McNeil's sentence followed the terms set forth in a plea agreement reached between his attorney, assistant public defender William C. Olien, and Assistant Commonwealth's Attorney Bryan C. Layton.
A grand jury initially charged McNeil with felony eluding, felony hit and run and reckless driving by speed, offenses carrying a total jail and prison sentence of 16 years. McNeill agreed to plead guilty to all three charges and accept a sentence of five years in prison and three months in jail with sentence suspensions that left him with seven months of actual incarceration. The sentence also includes three years probation.

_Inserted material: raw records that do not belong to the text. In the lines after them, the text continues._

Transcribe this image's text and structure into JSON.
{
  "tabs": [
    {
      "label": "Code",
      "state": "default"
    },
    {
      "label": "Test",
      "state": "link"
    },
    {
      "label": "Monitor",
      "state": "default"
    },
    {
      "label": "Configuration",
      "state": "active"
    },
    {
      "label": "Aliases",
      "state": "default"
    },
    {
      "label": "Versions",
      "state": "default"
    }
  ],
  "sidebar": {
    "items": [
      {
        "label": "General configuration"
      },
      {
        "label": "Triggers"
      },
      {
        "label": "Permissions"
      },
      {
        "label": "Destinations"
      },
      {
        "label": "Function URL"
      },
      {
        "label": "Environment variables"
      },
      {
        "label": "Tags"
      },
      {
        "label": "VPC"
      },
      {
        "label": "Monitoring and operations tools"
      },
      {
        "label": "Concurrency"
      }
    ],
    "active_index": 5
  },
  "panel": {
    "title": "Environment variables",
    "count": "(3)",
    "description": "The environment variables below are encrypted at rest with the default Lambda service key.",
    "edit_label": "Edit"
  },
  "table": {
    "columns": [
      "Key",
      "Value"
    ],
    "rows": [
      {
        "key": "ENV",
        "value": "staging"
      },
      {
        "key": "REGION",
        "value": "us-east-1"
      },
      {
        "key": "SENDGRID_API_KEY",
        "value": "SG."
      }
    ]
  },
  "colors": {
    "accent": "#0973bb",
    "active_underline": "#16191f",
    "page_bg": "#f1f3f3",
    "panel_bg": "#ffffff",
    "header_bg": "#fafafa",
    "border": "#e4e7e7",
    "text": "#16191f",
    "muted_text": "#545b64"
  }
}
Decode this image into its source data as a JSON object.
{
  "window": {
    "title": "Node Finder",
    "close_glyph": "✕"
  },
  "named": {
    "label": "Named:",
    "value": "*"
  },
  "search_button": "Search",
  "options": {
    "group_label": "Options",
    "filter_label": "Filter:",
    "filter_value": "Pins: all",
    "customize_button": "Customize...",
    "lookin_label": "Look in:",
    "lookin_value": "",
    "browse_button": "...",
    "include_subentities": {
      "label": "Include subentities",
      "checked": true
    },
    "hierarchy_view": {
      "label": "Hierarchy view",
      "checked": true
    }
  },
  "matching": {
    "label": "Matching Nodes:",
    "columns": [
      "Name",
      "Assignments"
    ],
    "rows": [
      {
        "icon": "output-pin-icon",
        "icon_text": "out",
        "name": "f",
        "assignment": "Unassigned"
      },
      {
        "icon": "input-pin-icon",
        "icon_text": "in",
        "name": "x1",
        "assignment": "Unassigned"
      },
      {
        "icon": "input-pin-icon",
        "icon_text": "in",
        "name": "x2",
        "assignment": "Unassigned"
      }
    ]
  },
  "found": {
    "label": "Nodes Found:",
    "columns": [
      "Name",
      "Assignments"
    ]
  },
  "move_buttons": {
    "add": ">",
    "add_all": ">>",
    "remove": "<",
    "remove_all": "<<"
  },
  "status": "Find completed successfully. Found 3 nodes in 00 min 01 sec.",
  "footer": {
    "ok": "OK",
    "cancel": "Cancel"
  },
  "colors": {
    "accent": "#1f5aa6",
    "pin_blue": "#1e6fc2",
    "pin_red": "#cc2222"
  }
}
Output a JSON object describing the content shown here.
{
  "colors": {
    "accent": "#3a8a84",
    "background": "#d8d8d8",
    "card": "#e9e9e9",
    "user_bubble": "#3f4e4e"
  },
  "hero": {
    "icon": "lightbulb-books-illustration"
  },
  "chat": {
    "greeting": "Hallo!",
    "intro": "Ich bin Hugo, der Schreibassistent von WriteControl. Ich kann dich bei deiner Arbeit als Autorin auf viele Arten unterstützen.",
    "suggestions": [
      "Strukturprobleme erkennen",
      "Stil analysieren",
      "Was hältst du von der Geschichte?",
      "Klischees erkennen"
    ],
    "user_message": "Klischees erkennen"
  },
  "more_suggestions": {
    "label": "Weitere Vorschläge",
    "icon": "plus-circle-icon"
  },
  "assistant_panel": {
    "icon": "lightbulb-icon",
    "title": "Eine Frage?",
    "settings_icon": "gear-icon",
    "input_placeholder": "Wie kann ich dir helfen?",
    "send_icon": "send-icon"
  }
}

The criminal complaint states the chase began at about 12:20 a.m. when Hilliker's radar clocked McNeil's eastbound car traveling at 101 mph in a 70 mph zone on Interstate 66 at mile marker four.
Hilliker said he activated his lights and siren but "McNeil failed to stop and continued to elude me by traveling at speeds in excess of 110 mph, changing lanes numerous times and passing vehicles on the shoulder of the road."
The complaint states that McNeil took exit 13 off I-66 and continued to try to flee by parking in grass at the Exxon station at Va. 79 and U.S. 55 intersection. As Hilliker approached the parked car, McNeil took off at a high speed before striking the rocks, barrel and unoccupied vehicle that damaged his car, the complaint states.
McNeil underwent a psychiatric evaluation in October to judge his fitness for trial. Philip E. Pate, a forensic psychologist from Winchester, said McNeill dropped out of high school in his junior year and had been "self-employed in odd jobs for 'at least three years' by the time he was arrested" in Warren County.
Pate concluded McNeil had "no significant impairments or inadequacies" and that he was "competent to stand trial."